Once the top junior college player in the country, Natasha Mack now roams the paint at Oklahoma State. Don’t let her humble collegiate beginnings overshadow her WNBA potential.
It’s not often you see top WNBA prospects with junior colleges on their respective résumés. A four-year stay in NCAA Division I basketball is the typical route, but things don’t always work out that way, so it often makes for a nice story whenever a player takes a unique journey to the pros.
In Natasha Mack’s case, talent was never in question. The star Oklahoma State Cowgirls forward burst onto the Big 12 scene last season after a stint in JUCO, but you wouldn’t know it from watching her play.
As ESPN HoopGurlz’s No. 85 prospect in 2016, Mack originally committed to the University of Houston, but never actually enrolled there, opting instead to take a year off from school. Afterwards, Mack played two seasons at Angelina College, a community college located in her hometown of Lufkin, TX, and quickly became the school’s all-time leading scorer and rebounder. Mack also led Angelina to the NJCAA National Tournament — the program’s first-ever appearance — in 2019.
Mack hasn’t missed a beat since advancing to NCAA Division I play. She became the Cowgirls’ best player almost immediately, earning the praise of Oklahoma State head coach Jim Littell, who credits her for adjusting “quicker than anticipated.”
Mack herself has made it clear that she wants to play in the WNBA, and her dream of being drafted will almost certainly come true in 2021. Let’s take a look at some of her most recent accomplishments and what makes her a WNBA prospect to watch out for.
Honors and statistics
Mack completely dominated the JUCO circuit, earning NJCAA Division I Player of the Year and First Team All-American honors in 2018-19. In two seasons at Angelina, she put together an eye-popping line: 23 points, 12.2 rebounds and 5.3 blocked shots per game.

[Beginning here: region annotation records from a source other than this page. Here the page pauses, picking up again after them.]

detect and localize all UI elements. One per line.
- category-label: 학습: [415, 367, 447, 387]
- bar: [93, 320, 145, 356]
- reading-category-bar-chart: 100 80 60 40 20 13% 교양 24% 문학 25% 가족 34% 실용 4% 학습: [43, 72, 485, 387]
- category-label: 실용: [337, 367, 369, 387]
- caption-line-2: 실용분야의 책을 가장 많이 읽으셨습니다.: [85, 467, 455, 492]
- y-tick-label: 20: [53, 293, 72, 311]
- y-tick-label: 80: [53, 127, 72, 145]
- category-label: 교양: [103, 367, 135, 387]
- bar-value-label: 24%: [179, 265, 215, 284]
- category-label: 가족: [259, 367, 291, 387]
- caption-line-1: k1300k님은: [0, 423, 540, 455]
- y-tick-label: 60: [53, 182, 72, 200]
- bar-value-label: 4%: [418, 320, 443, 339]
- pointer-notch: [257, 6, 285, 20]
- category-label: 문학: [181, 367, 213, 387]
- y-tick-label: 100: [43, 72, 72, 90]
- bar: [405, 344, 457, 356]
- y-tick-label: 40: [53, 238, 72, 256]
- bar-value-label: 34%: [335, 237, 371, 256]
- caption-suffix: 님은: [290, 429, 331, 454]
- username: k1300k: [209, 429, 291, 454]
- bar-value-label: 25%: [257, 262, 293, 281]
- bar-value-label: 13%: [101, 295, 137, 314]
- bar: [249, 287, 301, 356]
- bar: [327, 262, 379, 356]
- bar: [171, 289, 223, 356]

Her stats in NCAA Division I play haven’t been quite as video game-like, but Mack has still been one of the most productive players in the country since arriving at Oklahoma State. As a junior, she scored 17.6 points per game while pulling down 12.5 rebounds (5th in the country) and blocking 3.6 shots (4th). According to Her Hoop Stats, Mack put up a Player Efficiency Rating (PER) of 36.6, good for 11th in the country, and recorded 3.6 defensive win shares.
Mack’s efforts earned her Second Team All-Big 12 honors for 2019-20. Heading into her senior season, Mack was named to the preseason watch lists for the Katrina McClain Award (given to the nation’s top power forward) and the 2021 Naismith Trophy. She was also unanimously named to the 2020-21 Preseason All-Big 12 Team by conference coaches.
How she helps the Cowgirls
Mack is, for the most part, what her numbers suggest: a physically dominant frontcourt player.
That physicality, however, is more that of a player who has long arms and a quick first step rather than a wide frame and overwhelming strength. Though Mack does most of her damage on post-ups (48.2 of her shooting possessions come from posting up, per Synergy Sports), she prefers to finish her moves with short, turnaround jumpers or push shots instead of seeking contact.
Nevertheless, Mack’s player archetype has its strengths. Her wingspan and release point allow her to rise and shoot over defenders, and she’s got the speed to leave slower frontcourt players in the dust, both running the floor in transition and with quick, deadly spin moves in the post.
Then, of course, there’s the defense. Mack’s foot speed and length allow her to recover and rotate quickly; she boasts one of the highest block rates (10.7 percent) in the nation (20th), and that’s not because she’s just plain bigger than everyone else (as is often the case with collegiate players who block lots of shots). Rather, Mack’s ability to anticipate and disrupt on defense allow Littell to let her roam on that end of the floor, both defending one-on-one at a better-than-adequate level and cleaning things up elsewhere. Such is a skill that WNBA scouts will probably take a long look at.
In the meantime, she’ll continue anchoring the Cowgirls on both ends of the floor. While her 25.7 percent usage rate isn’t currently the highest on the team (junior guard Ja’Mee Asberry is currently posting 25.9 percent usage), there’s little doubt that Mack is Oklahoma State’s most valuable player on both offense and defense.
Watch her play
The Cowgirls still have both of their conference games against Baylor — as big a test as any for WNBA hopefuls — coming up on their schedule, playing the Lady Bears on Jan. 20 (Big 12 Now/ESPN+) and Feb. 24. Games against the Texas Longhorns on Jan. 27 (Big 12 Now/ESPN+) and Feb. 10 (Longhorn Network) should also be good measuring sticks for Mack and the Cowgirls.